Avant de m'endormir, je survolai le commentaire de Marie22; je savais que je rentrerais bientôt en contact avec Marie23. Fox s'allongea à mes côtés, soupira doucement. Il allait mourir près de moi, et le savait; c'était déjà un vieux chien, maintenant; il s'endormit presque aussitôt.
DANIEL1,13
C'était un autre monde, séparé du monde ordinaire par quelques centimètres de tissu – indispensable protection sociale, puisque 90% des hommes qu'était appelée à rencontrer Esther seraient saisis de l'immédiat désir de la pénétrer.
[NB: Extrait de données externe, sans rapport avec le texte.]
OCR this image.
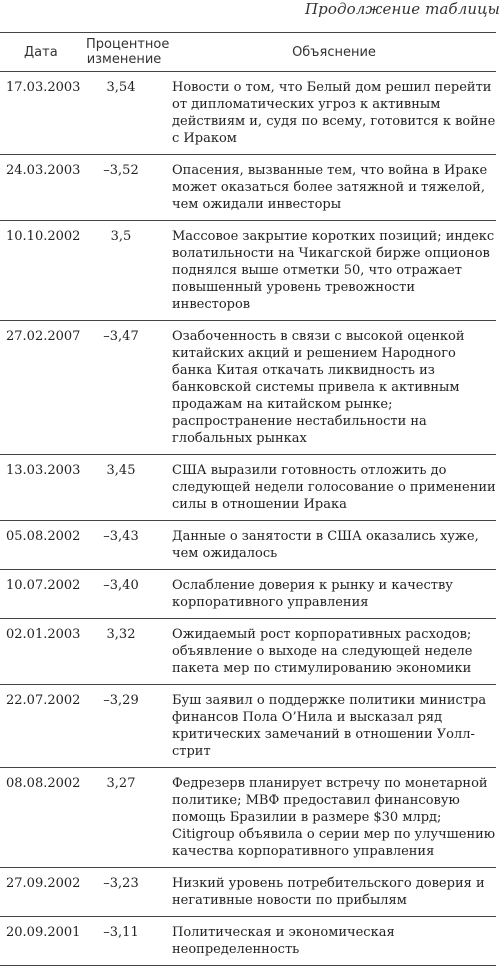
Продолжение таблицы
Дата	Процентное изменение	Объяснение
17.03.2003	3,54	Новости о том, что Белый дом решил перейти от дипломатических угроз к активным действиям и, судя по всему, готовится к войне с Ираком
24.03.2003	–3,52	Опасения, вызванные тем, что война в Ираке может оказаться более затяжной и тяжелой, чем ожидали инвесторы
10.10.2002	3,5	Массовое закрытие коротких позиций; индекс волатильности на Чикагской бирже опционов поднялся выше отметки 50, что отражает повышенный уровень тревожности инвесторов
27.02.2007	–3,47	Озабоченность в связи с высокой оценкой китайских акций и решением Народного банка Китая откачать ликвидность из банковской системы привела к активным продажам на китайском рынке; распространение нестабильности на глобальных рынках
13.03.2003	3,45	США выразили готовность отложить до следующей недели голосование о применении силы в отношении Ирака
05.08.2002	–3,43	Данные о занятости в США оказались хуже, чем ожидалось
10.07.2002	–3,40	Ослабление доверия к рынку и качеству корпоративного управления
02.01.2003	3,32	Ожидаемый рост корпоративных расходов; объявление о выходе на следующей неделе пакета мер по стимулированию экономики
22.07.2002	–3,29	Буш заявил о поддержке политики министра финансов Пола О’Нила и высказал ряд критических замечаний в отношении Уолл-стрит
08.08.2002	3,27	Федрезерв планирует встречу по монетарной политике; МВФ предоставил финансовую помощь Бразилии в размере $30 млрд; Citigroup объявила о серии мер по улучшению качества корпоративного управления
27.09.2002	–3,23	Низкий уровень потребительского доверия и негативные новости по прибылям
20.09.2001	–3,11	Политическая и экономическая неопределенность
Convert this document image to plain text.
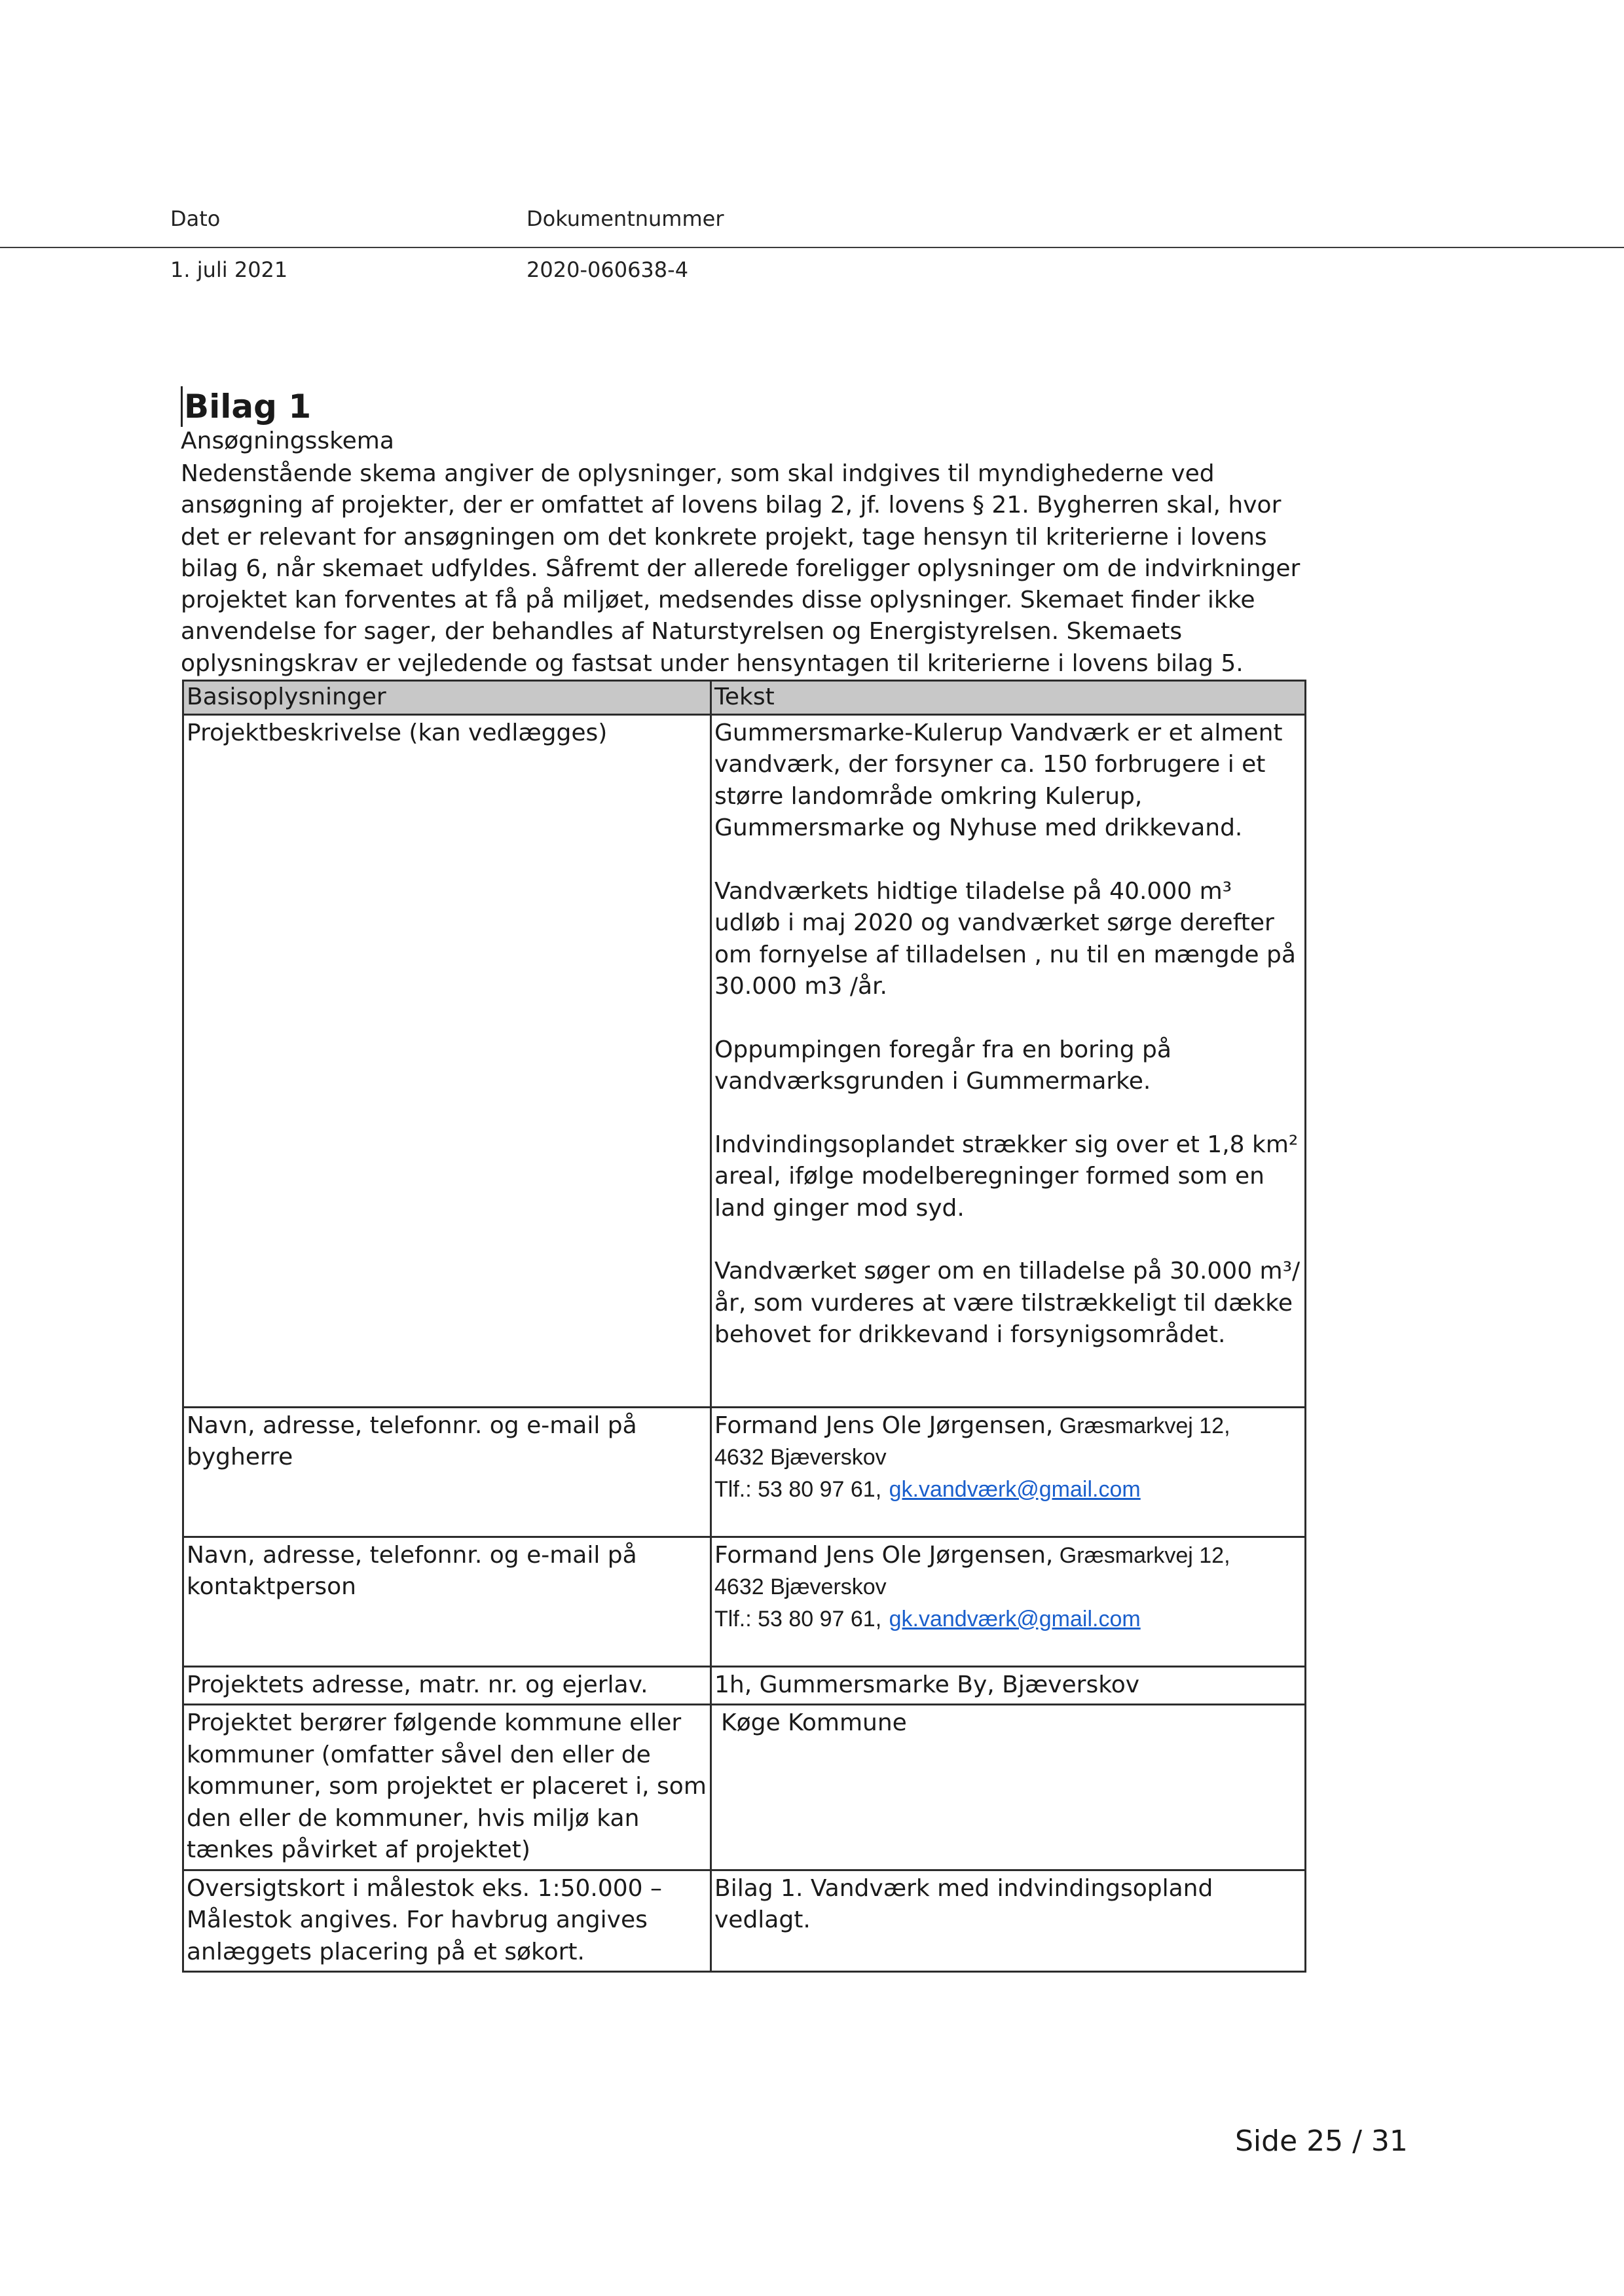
Dato	Dokumentnummer
1. juli 2021	2020-060638-4
Bilag 1
Ansøgningsskema
Nedenstående skema angiver de oplysninger, som skal indgives til myndighederne ved
ansøgning af projekter, der er omfattet af lovens bilag 2, jf. lovens § 21. Bygherren skal, hvor
det er relevant for ansøgningen om det konkrete projekt, tage hensyn til kriterierne i lovens
bilag 6, når skemaet udfyldes. Såfremt der allerede foreligger oplysninger om de indvirkninger
projektet kan forventes at få på miljøet, medsendes disse oplysninger. Skemaet finder ikke
anvendelse for sager, der behandles af Naturstyrelsen og Energistyrelsen. Skemaets
oplysningskrav er vejledende og fastsat under hensyntagen til kriterierne i lovens bilag 5.
Basisoplysninger	Tekst
Projektbeskrivelse (kan vedlægges)	Gummersmarke-Kulerup Vandværk er et alment vandværk, der forsyner ca. 150 forbrugere i et større landområde omkring Kulerup, Gummersmarke og Nyhuse med drikkevand.
Vandværkets hidtige tiladelse på 40.000 m³ udløb i maj 2020 og vandværket sørge derefter om fornyelse af tilladelsen , nu til en mængde på 30.000 m3 /år.
Oppumpingen foregår fra en boring på vandværksgrunden i Gummermarke.
Indvindingsoplandet strækker sig over et 1,8 km² areal, ifølge modelberegninger formed som en land ginger mod syd.
Vandværket søger om en tilladelse på 30.000 m³/år, som vurderes at være tilstrækkeligt til dække behovet for drikkevand i forsynigsområdet.

Navn, adresse, telefonnr. og e-mail på bygherre	Formand Jens Ole Jørgensen, Græsmarkvej 12,
4632 Bjæverskov
Tlf.: 53 80 97 61, gk.vandværk@gmail.com

Navn, adresse, telefonnr. og e-mail på kontaktperson	Formand Jens Ole Jørgensen, Græsmarkvej 12,
4632 Bjæverskov
Tlf.: 53 80 97 61, gk.vandværk@gmail.com

Projektets adresse, matr. nr. og ejerlav.	1h, Gummersmarke By, Bjæverskov
Projektet berører følgende kommune eller kommuner (omfatter såvel den eller de kommuner, som projektet er placeret i, som den eller de kommuner, hvis miljø kan tænkes påvirket af projektet)	Køge Kommune
Oversigtskort i målestok eks. 1:50.000 – Målestok angives. For havbrug angives anlæggets placering på et søkort.	Bilag 1. Vandværk med indvindingsopland vedlagt.
Side 25 / 31
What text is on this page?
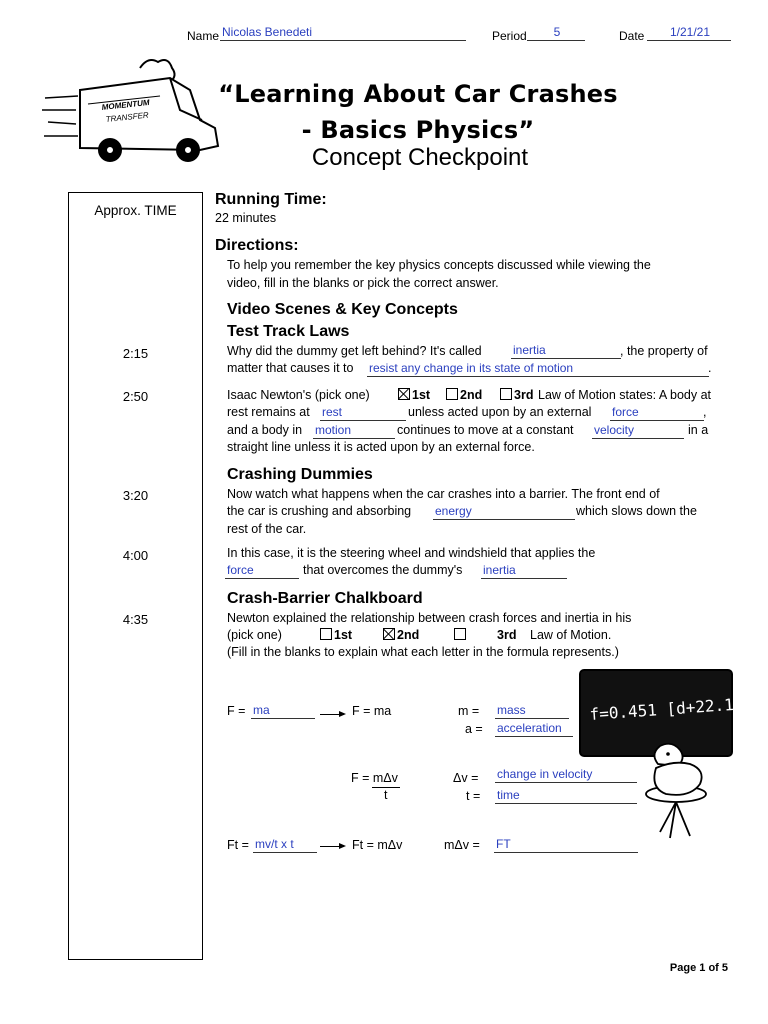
Name Nicolas Benedeti	Period	5	Date	1/21/21
MOMENTUM
TRANSFER
“Learning About Car Crashes
- Basics Physics”
Concept Checkpoint
Approx. TIME
2:15
2:50
3:20
4:00
4:35
Running Time:
22 minutes
Directions:
To help you remember the key physics concepts discussed while viewing the
video, fill in the blanks or pick the correct answer.
Video Scenes & Key Concepts
Test Track Laws
Why did the dummy get left behind? It's called	inertia	, the property of
matter that causes it to resist any change in its state of motion	.
Isaac Newton's (pick one)	1st	2nd	3rd Law of Motion states: A body at
rest remains at rest	unless acted upon by an external force	,
and a body in motion	continues to move at a constant velocity	in a
straight line unless it is acted upon by an external force.
Crashing Dummies
Now watch what happens when the car crashes into a barrier. The front end of
the car is crushing and absorbing energy	which slows down the
rest of the car.
In this case, it is the steering wheel and windshield that applies the
force	that overcomes the dummy's inertia
Crash-Barrier Chalkboard
Newton explained the relationship between crash forces and inertia in his
(pick one)	1st	2nd	3rd Law of Motion.
(Fill in the blanks to explain what each letter in the formula represents.)
f=0.451 [d+22.1
F = ma	F = ma	m = mass
a = acceleration
F = mΔv
t
Δv = change in velocity
t = time
Ft = mv/t x t	Ft = mΔv	mΔv = FT
Page 1 of 5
Le Jean une fois enlevé je jouai quelque temps avec son string rosé, constatant que son sexe devenait rapidement humide; il était cinq heures de l'après-midi. Oui, c'était un autre monde, et j'y demeurai jusqu'au lendemain matin à onze heures -c'était l'ultime limite pour un petit déjeuner, et je commençais à avoir sérieusement besoin de m'alimenter. J'avais probablement dormi, par brèves périodes. Pour le reste, ces quelques heures justifiaient ma vie. Je n'exagérais pas, et j'avais conscience de ne pas exagérer: nous étions à présent dans l'absolue simplicité des choses. La sexualité, ou plus exactement le désir, était bien entendu un thème que j'avais abordé à de multiples reprises dans mes sketches; que beaucoup de choses en ce monde tournent autour de la sexualité, ou plus exactement du désir, j'en étais conscient comme tout autre – et probablement bien plus que beaucoup d'autres. Dans ces conditions, en comique vieillissant, j'avais pu parfois me laisser gagner par une sorte de doute sceptique: la sexualité était peut-être, comme tant d'autres choses et presque tout en ce monde, surfaite; il ne s'agissait peut-être que d'une banale ruse destinée à augmenter la compétition entre les hommes et la rapidité de fonctionnement de l'ensemble. Il n'y avait peut-être rien de plus dans la sexualité que dans un déjeuner chez Taillevent, ou une Bentley Continental GT; rien qui justifie que l'on s'agite à ce point.